As I write this, there is no glimmer of success from the truce negotiations despite urgent visits to the region by Western delegations and appeals from international organisations. The media is almost a parody of itself. With no knowledge of the texts being negotiated over, it has become a playing field for speculation and conjecture.
More disturbing are the statements of acceptance or rejection of the initiatives, especially since they were presented by Washington which said they were of Israeli origin. Hamas said it agreed to the 2 July initiative but not to any subsequent Israeli additions. Everyone is perplexed. Yet the battles rage, the assassinations and rocket fire persist, and all parties, mediators, observers, the media and the international community are left watching the disaster unfold without end.
What is surprising is that regional war has not erupted yet, contrary to the impression that it was impending, which could be gleaned from the impassioned words of the Supreme Leader of the Iranian Revolution Ali Khamenei and Hizbullah leader Hassan Nasrallah. Evidently, the huge military deployments Washington has amassed in the region and the support that rolled in from its German, French, British, and Italian allies have drawn the red line: it will brook no harm to Israel. So, Iran and Hizbullah saw the truce negotiations as a temporary exit ramp. For the former, they are a pretext for postponing exacting revenge for the assassination of Ismail Haniyeh on Iranian soil; and for the latter, they are a reason to rest content with controlling the rules of engagement on the Lebanese-Israeli front, even if Israel continues its assassinations.
Not that this has reduced tensions in the region. Despite US Secretary of State Antony Blinken’s visit, during which he confirmed that Israel had agreed to the final formula apart from some “technical” details to be ironed out in Cairo, Hamas has not stated its agreement. So for those of us not in the loop, the negotiating process continues to go around in circles. No mutual rejection or acceptance has signalled an end. This indeterminate state of affairs seems to have put Iran at a loss over whether to resume its plan for revenge or to opt for “strategic patience” in anticipation of the opportunity to step back from the brink of war. Meanwhile, one factor, which has received little media attention, seems to have kept Iran and Hizbullah and their affiliated groups from setting the region on fire.
The spate of assassinations of Iranian military leaders as well as other key resistance figures such as the late Hamas political bureau chief Ismail Haniyeh and the senior Hizbullah commander Fouad Shukr together with a series of other Hizbullah figures, shows that they have been so compromised by moles and agents that they have been forced to pause to take stock and reassess their strategies. It will take time to identify and close the gaps which is very hard to do in the middle of a raging conflict.

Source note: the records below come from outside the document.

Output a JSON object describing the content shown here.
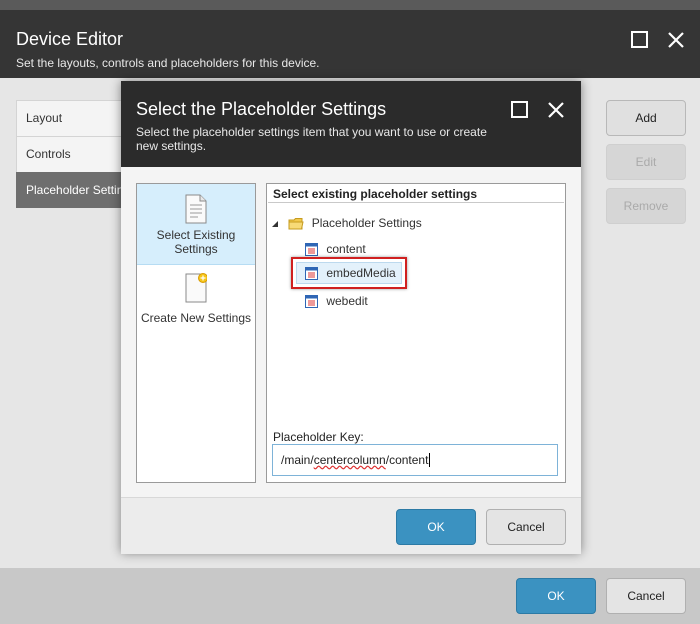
{
  "outer": {
    "title": "Device Editor",
    "subtitle": "Set the layouts, controls and placeholders for this device.",
    "nav": [
      "Layout",
      "Controls",
      "Placeholder Settings"
    ],
    "right_buttons": {
      "add": "Add",
      "edit": "Edit",
      "remove": "Remove"
    },
    "ok": "OK",
    "cancel": "Cancel"
  },
  "dialog": {
    "title": "Select the Placeholder Settings",
    "subtitle": "Select the placeholder settings item that you want to use or create new settings.",
    "options": {
      "existing": "Select Existing Settings",
      "create": "Create New Settings"
    },
    "tree_header": "Select existing placeholder settings",
    "tree": {
      "root": "Placeholder Settings",
      "items": [
        "content",
        "embedMedia",
        "webedit"
      ]
    },
    "key_label": "Placeholder Key:",
    "key_value_prefix": "/main/",
    "key_value_underlined": "centercolumn",
    "key_value_suffix": "/content",
    "ok": "OK",
    "cancel": "Cancel"
  },
  "colors": {
    "accent": "#3b92c1",
    "header": "#2b2b2b",
    "highlight": "#d02020"
  }
}
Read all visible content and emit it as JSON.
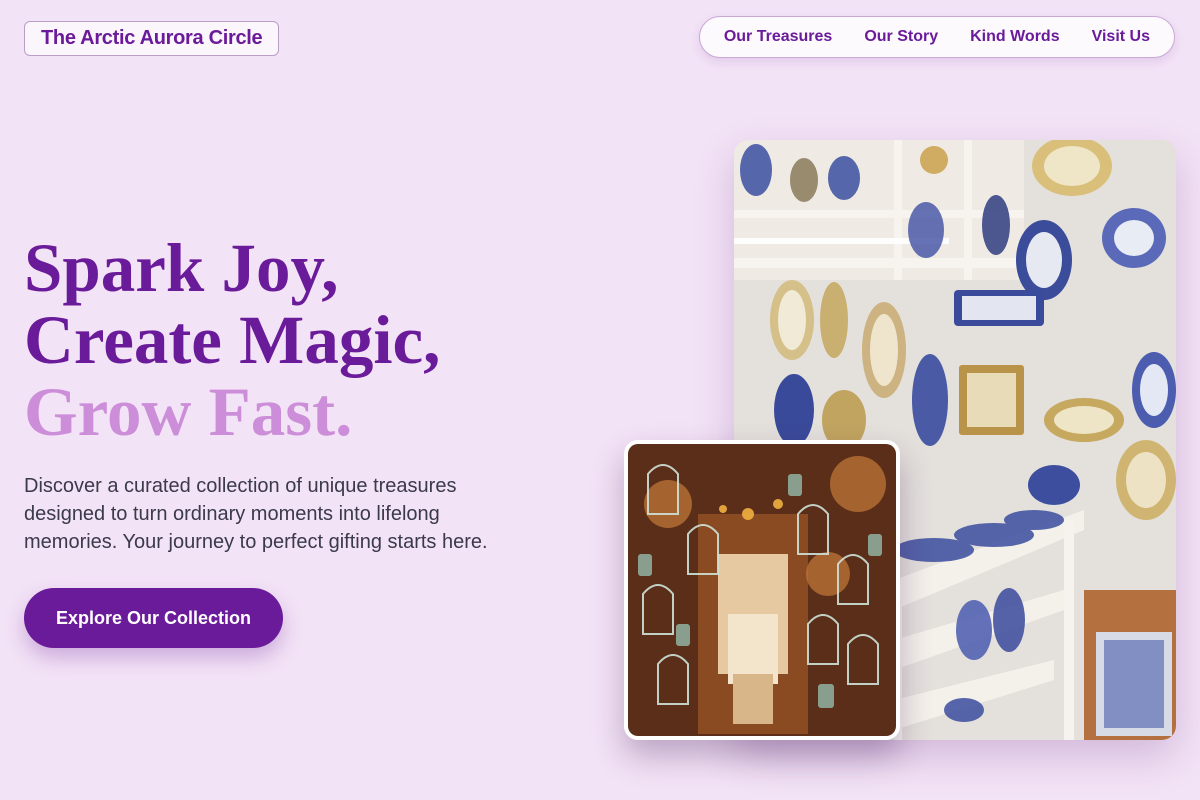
{
  "header": {
    "brand": "The Arctic Aurora Circle",
    "nav": [
      {
        "label": "Our Treasures"
      },
      {
        "label": "Our Story"
      },
      {
        "label": "Kind Words"
      },
      {
        "label": "Visit Us"
      }
    ]
  },
  "hero": {
    "title_line1": "Spark Joy,",
    "title_line2": "Create Magic,",
    "title_line3": "Grow Fast.",
    "description": "Discover a curated collection of unique treasures designed to turn ordinary moments into lifelong memories. Your journey to perfect gifting starts here.",
    "cta_label": "Explore Our Collection"
  },
  "colors": {
    "background": "#f3e3f6",
    "accent": "#6a1b9a",
    "accent_light": "#cc8ed9",
    "text": "#3a3a4a"
  },
  "images": {
    "main_photo": "ceramic-shop-photo",
    "inset_photo": "birdcage-lantern-shop-photo"
  }
}
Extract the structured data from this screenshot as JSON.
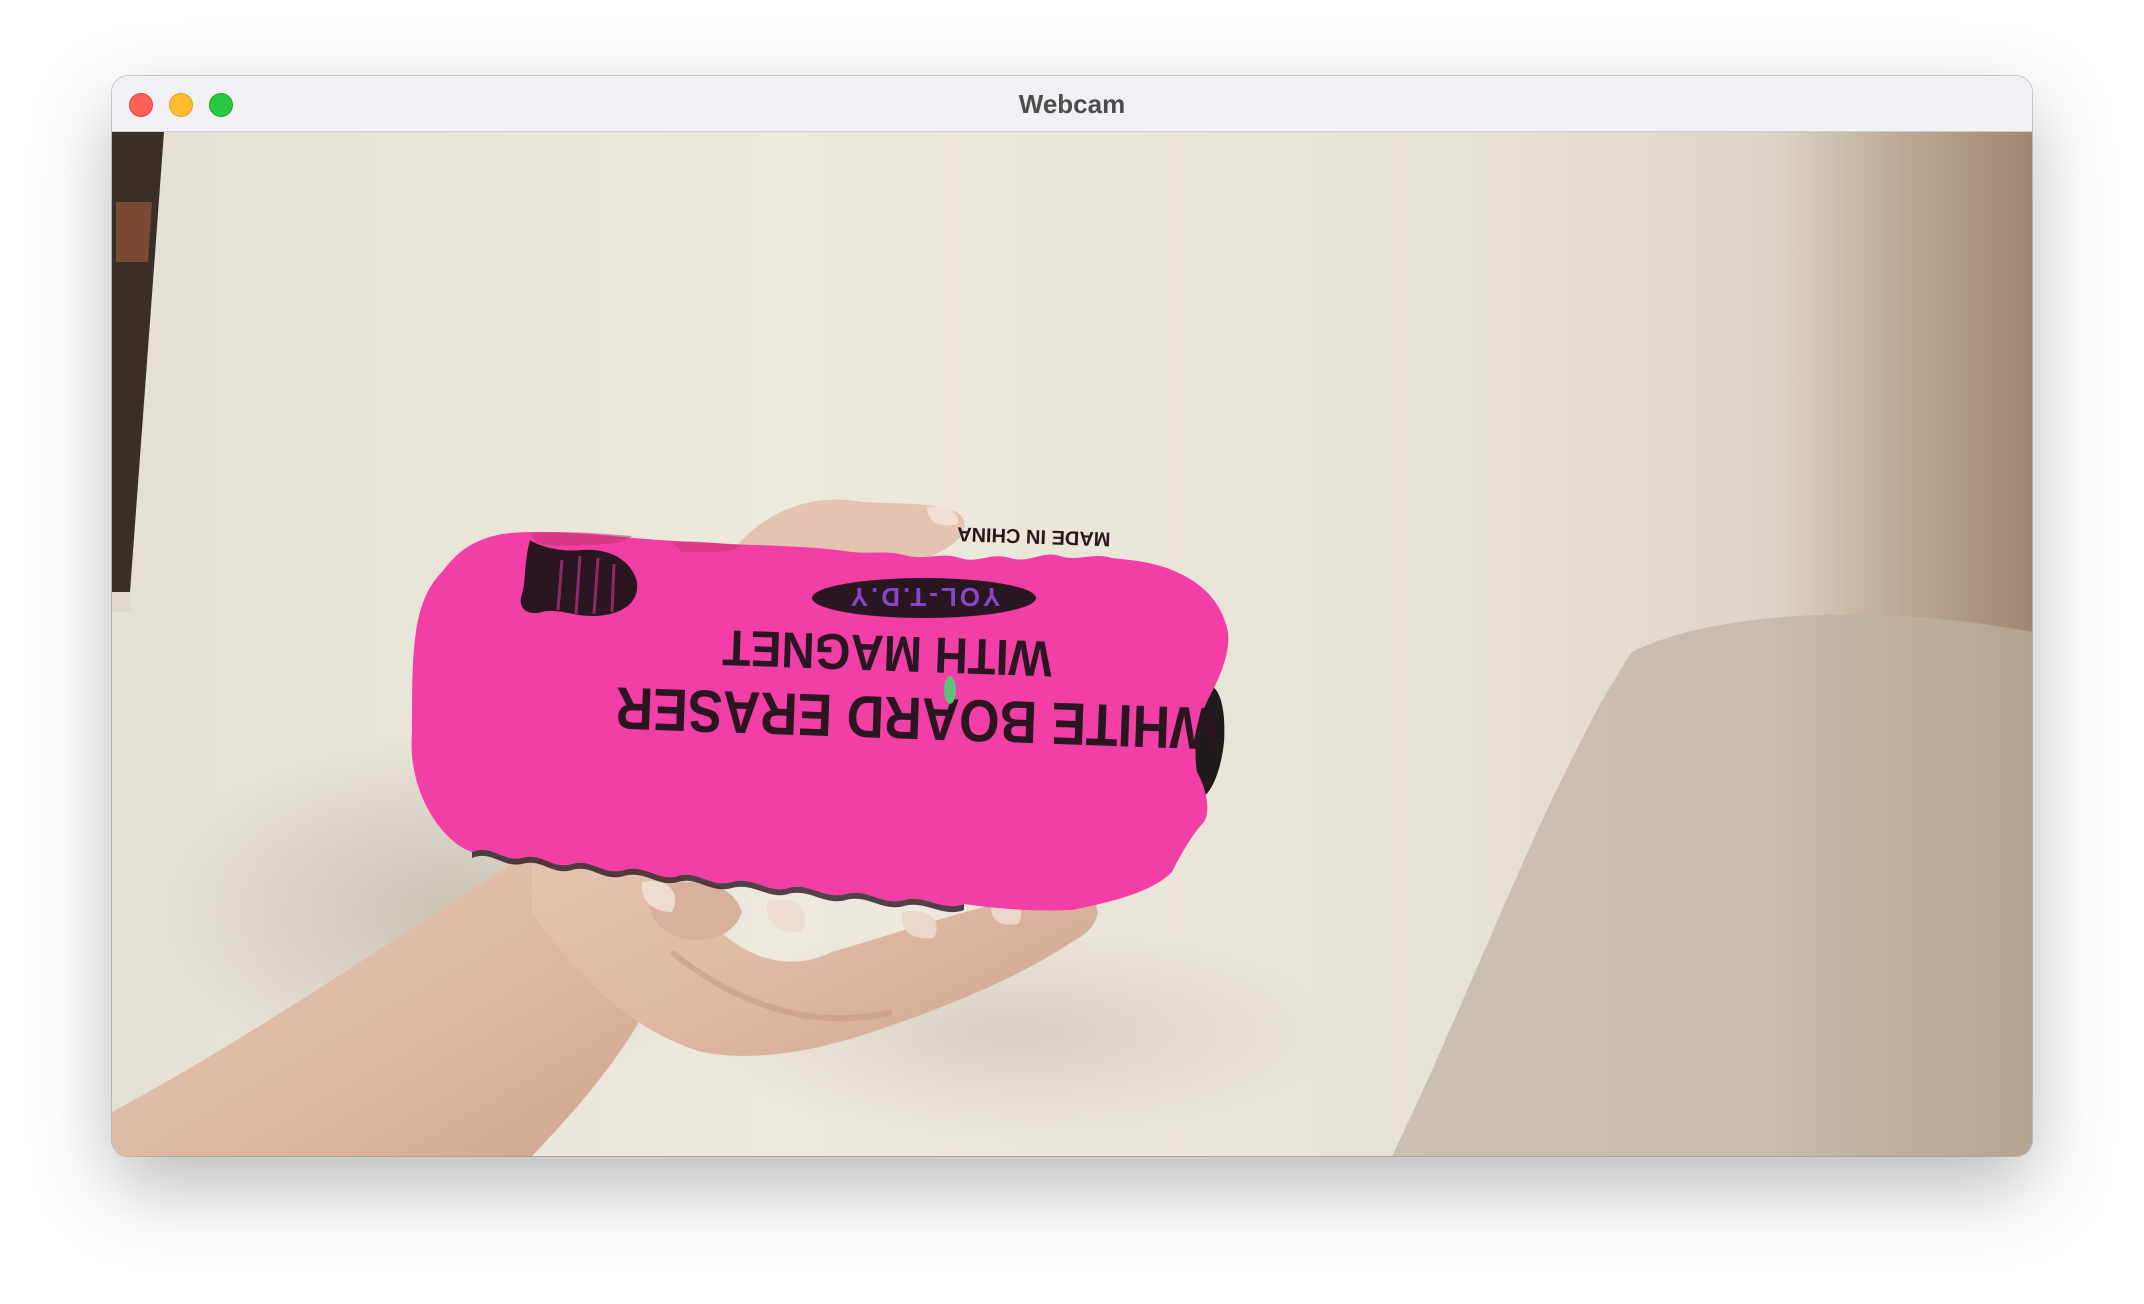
{
  "window": {
    "title": "Webcam"
  },
  "feed": {
    "eraser": {
      "line1": "WHITE BOARD ERASER",
      "line2": "WITH MAGNET",
      "brand": "YOL-T.D.Y",
      "origin": "MADE IN CHINA"
    }
  },
  "colors": {
    "eraser_pink": "#f23fa6",
    "wall": "#ece7da",
    "traffic_close": "#fe5f57",
    "traffic_min": "#febc2e",
    "traffic_max": "#28c840"
  }
}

But is the US-Israeli deterrence effective enough to stop the spiral into full-scale war?
According to Western reports and analyses a critical factor is the balance of power, which is not in Iran’s favour. Iran’s air defences are old and obsolete, with some of its equipment and systems dating to the pre-revolutionary period. For example, it only has the old Russian S-300 missile system, and not even the latest upgrades of that, which may explain why it was not used to repel the Israeli attack in April. The Iranian home front is thus exposed and potentially vulnerable to wide-scale strikes targeting urban or rural areas, which puts the Iranian leadership in a difficult situation. The same applies to Lebanon, where Hizbullah does not have an active air defence capacity or air force. Although Hizbullah has forced Israel to evacuate some 60,000 people from northern Israel, a full-scale confrontation between Hizbullah and Israel could mean the complete destruction of Lebanon.
That said, these factors and their ramifications are not new, and they have not prevented military operations and brinkmanship. Israel itself seems eager to escalate, seeing this as an opportunity to eliminate Iran’s nuclear capabilities. The situation in the fifth Gaza war is therefore such that, unless a truce is reached, the paths to further escalation will remain open. Iran will resume war and revenge by proxy through Hizbullah in Lebanon, the Popular Mobilisation Forces in Iraq, and the Houthis in Yemen. And Israel will find a way to provoke Iran again, compelling it to defend its honour.
Can a miracle happen in the form of a ceasefire, if only to achieve a face-saving success for President Biden and Vice- President Harris and to bolster the Democrats’ electoral prospects in November? Or will we once again be left to stare at a looming regional war? Whatever happens, let’s bear in mind that what is cause for amazement elsewhere may not be so here. This is the Middle East, after all.